Although people understand the importance of family life today, the major issue is that the number of family units which are happy with each other is decreasing all around the globe.

This problem is not related to any particular nation or people from any one culture. The whole world is going through this problem these days. People are suffering from different psychological disorders of high intensity, because they do not get the much required love, attention and affection which come so easily with the stable family unit. If we want to reduce such problems from our world today, we need to understand the practical importance of the family unit.

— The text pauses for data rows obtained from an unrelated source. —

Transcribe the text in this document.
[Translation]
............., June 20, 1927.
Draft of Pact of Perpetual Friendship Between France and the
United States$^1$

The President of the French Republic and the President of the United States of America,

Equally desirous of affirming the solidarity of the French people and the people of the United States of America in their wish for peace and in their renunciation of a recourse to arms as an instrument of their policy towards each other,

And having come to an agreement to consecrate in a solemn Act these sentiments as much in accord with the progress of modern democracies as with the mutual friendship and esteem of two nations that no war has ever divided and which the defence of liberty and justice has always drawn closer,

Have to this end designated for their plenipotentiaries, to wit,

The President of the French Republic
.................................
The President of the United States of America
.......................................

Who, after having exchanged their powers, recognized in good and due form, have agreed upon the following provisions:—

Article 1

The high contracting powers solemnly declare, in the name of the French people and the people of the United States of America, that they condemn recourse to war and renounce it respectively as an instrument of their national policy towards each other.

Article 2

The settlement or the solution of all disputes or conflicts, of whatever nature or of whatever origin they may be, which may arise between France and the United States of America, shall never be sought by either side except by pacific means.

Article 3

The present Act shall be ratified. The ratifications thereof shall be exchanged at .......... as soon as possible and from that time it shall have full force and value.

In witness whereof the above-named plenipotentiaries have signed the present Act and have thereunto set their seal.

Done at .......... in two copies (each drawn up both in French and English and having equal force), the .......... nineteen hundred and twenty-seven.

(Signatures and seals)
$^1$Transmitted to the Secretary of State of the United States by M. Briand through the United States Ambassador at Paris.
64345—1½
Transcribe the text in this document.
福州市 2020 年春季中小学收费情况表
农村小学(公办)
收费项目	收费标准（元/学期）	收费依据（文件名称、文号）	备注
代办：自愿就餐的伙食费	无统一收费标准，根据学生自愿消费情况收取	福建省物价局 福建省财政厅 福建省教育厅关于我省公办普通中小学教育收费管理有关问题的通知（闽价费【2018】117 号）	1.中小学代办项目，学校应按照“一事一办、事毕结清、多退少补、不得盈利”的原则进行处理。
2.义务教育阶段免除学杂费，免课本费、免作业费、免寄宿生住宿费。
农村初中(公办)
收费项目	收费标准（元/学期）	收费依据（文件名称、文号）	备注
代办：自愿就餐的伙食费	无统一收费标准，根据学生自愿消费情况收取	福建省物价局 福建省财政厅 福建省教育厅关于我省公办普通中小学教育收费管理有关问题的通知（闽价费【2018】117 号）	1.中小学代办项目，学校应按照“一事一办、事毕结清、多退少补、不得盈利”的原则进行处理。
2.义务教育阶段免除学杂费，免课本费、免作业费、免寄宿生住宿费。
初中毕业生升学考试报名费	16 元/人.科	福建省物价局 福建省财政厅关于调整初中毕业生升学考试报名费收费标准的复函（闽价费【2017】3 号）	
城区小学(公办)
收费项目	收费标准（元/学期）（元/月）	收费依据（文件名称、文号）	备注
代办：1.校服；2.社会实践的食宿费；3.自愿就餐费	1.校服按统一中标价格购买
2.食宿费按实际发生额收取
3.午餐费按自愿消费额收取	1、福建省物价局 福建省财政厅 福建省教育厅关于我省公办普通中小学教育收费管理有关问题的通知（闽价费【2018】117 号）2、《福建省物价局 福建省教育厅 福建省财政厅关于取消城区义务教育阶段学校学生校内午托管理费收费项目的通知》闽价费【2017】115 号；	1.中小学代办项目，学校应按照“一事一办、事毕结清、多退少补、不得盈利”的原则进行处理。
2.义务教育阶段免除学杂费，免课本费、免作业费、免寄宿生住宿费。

We need the family ties today more than ever. We need to bring back meal times.

Ask yourselves this: What is dinnertime like in my home? Is it convenient fo
r family members to heat up their own meal in the microwave at different times and retreat to their own corners of the house?

For many families, eating dinner together has become a lost art—but it proves to be a simple, effective way to reduce the risk of youth substance abuse and to raise healthier children who will contribute to a healthier society.

Before family dinners go the way of the dinosaur, isn’t it in our best interest to preserve family mealtimes?